Environmental control: Microbiotron chambers will be individually sensored for experimental control of soil moisture and temperature for up to 48 chambers per project run. Soil nutrient concentrations can be manipulated via direct additions of fertilizer solutions to soils, or more tightly via addition of aqueous solutions to the metered drip irrigation system. In addition, the gas-tight nature of the chambers will allow for manipulation of headspace gas concentrations, notably CO2. For specific purposes, the headspace could be enriched in stable isotopes (e.g., 13C and 15N) to allow tracing of elemental flows through the plant-soil-microbial system. Replicate chambers will allow experimenters to use natural or artificially constructed soils to study the influence of soil type, texture, bulk density, mineralogy, and pH on microbial activity and ecosystem functions.

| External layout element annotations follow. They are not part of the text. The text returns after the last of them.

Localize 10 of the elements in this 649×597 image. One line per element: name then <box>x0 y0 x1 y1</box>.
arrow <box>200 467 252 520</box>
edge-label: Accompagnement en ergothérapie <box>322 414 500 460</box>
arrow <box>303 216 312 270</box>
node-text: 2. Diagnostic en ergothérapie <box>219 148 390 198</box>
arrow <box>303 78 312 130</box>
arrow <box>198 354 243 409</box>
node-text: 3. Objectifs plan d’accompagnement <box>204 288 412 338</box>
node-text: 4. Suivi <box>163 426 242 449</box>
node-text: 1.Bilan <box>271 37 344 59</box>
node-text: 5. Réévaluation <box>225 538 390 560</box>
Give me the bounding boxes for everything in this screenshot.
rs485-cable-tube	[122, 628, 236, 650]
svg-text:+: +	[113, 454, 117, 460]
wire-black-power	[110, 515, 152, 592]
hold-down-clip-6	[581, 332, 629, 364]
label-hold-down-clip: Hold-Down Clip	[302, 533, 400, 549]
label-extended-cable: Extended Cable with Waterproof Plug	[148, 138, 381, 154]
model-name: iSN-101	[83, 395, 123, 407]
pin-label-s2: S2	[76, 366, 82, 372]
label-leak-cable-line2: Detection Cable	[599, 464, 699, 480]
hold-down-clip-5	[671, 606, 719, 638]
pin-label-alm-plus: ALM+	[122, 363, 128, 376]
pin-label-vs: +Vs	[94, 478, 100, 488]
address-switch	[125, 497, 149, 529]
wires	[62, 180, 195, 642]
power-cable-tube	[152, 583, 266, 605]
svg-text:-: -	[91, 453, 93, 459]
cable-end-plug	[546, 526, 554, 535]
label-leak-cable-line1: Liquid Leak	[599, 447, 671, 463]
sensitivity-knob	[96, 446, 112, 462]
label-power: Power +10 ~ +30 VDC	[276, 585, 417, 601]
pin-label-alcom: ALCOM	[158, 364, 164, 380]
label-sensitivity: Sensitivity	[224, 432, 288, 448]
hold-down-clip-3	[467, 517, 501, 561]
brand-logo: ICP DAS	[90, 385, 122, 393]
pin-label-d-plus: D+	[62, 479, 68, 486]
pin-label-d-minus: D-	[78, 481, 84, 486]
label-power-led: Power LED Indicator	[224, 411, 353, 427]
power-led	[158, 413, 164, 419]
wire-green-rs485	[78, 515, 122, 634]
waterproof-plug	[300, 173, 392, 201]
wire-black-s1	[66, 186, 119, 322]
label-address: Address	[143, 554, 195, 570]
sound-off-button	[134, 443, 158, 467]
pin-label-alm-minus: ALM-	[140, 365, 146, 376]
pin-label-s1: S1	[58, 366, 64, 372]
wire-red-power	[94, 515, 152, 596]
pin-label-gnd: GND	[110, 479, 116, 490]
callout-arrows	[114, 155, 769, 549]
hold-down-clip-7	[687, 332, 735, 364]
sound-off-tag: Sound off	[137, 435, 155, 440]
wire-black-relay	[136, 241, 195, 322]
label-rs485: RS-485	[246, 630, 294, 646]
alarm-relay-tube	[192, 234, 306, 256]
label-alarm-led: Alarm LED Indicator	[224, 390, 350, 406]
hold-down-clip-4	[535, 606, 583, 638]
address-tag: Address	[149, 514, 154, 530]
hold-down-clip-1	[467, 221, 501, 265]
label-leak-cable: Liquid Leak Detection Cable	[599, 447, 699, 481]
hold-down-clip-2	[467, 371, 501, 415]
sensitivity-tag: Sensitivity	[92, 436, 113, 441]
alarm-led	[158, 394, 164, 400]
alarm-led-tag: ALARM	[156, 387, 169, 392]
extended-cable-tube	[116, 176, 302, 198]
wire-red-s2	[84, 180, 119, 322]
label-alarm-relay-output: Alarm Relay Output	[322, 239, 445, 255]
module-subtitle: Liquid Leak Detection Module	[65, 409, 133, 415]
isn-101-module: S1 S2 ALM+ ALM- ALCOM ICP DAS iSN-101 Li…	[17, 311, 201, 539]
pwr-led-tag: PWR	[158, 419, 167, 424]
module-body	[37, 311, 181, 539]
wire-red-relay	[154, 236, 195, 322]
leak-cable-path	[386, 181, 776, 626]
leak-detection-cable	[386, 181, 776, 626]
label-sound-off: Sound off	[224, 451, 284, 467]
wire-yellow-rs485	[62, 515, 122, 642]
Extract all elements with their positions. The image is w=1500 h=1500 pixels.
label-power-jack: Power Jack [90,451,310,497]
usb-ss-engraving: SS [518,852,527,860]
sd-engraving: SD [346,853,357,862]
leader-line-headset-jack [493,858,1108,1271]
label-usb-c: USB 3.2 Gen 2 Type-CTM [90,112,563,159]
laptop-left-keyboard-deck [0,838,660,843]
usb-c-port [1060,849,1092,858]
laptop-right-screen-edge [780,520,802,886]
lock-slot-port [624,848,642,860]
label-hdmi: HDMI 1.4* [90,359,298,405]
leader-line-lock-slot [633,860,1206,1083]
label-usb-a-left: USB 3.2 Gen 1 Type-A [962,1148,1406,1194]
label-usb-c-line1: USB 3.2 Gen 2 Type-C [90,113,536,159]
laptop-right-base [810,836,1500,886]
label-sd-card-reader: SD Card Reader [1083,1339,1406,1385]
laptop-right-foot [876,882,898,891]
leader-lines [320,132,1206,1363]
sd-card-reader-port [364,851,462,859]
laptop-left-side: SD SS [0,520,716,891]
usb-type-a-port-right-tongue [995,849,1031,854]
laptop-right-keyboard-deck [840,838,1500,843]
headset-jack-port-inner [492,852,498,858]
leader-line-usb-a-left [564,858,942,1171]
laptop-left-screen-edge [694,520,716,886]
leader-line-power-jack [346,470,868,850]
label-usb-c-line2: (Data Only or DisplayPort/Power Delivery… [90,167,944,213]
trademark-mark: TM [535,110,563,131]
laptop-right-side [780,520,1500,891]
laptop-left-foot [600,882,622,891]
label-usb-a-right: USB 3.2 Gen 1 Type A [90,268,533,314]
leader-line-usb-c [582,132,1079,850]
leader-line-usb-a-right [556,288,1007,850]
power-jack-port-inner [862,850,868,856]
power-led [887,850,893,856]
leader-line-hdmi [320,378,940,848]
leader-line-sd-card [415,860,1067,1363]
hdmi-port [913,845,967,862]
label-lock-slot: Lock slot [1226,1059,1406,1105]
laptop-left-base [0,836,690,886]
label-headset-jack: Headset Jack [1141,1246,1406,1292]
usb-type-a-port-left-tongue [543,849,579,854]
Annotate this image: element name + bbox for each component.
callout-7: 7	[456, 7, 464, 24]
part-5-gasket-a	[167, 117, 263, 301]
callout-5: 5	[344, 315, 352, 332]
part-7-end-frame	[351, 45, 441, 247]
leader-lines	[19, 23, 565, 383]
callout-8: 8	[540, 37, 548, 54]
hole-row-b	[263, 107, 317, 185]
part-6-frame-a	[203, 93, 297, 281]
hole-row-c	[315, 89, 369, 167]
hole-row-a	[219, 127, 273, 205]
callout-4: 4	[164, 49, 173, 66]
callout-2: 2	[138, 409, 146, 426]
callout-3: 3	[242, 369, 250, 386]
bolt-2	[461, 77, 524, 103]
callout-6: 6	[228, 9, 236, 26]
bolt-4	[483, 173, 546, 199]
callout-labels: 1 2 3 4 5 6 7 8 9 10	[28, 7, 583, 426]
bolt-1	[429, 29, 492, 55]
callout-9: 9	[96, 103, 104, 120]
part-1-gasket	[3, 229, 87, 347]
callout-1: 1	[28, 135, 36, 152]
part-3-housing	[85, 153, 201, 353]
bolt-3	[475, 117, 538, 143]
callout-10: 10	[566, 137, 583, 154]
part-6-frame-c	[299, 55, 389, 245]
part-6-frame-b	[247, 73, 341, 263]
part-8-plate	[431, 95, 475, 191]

Microbial control: To understand soil microbial functioning, the manipulation and control of microbial community composition is necessary. Thus, a key feature of the Microbiotron will be the ability to effectively sterilize chambers between projects, allowing experimenters to initiate the microbial community of their choosing in each chamber. Manipulation methods include: inoculation with naturally divergent whole communities, targeted inoculation of specific microbial taxa from culture, and subtraction of microbial groups via chemical additions (irradiation, heat sterilization, fungicides, anti-bacterial compounds). Combining direct manipulations of initial microbial communities with indirect manipulation imposed by environmental conditions will allow investigators to create the necessary variability to tease apart the contributions of individual microbial taxa or groups to plant health and ecosystem processes.
Measured variables: Each chamber will be connected to an array of equipment and sensors (Fig. 2) allowing for the continuous monitoring of soil environmental conditions (moisture, temperature, and gas fluxes, etc.). Soil greenhouse gas dynamics and plant and microbial nutrient availability are both fundamentally tied to soil biogeochemical cycles driven by microbes – in particular, C and N fluxes. Thus, the Microbiotron will include 5-gas measurement capabilities with a Picarro Cavity Ring-Down Spectrometer (CRDS) G2508, capable of measuring soil gas fluxes of the 3 major greenhouse gases (CO2, CH4, N2O) and NH3 a central pathway for N loss from ecosystems. Access to the soil-root system via removable panels will allow for repeated, minimally destructive sampling of soil and root tissue. These samples can then be analyzed via any number of methods to characterize soil chemistry and microbial community composition and function. Transparent chamber walls will allow for imaging of root systems, necessary to calculate rates of root growth and turnover, and root architecture. Finally, water flow-through can be collected to determine leaching rates for key soil nutrients, soil/root metabolites, and dissolved organic carbon.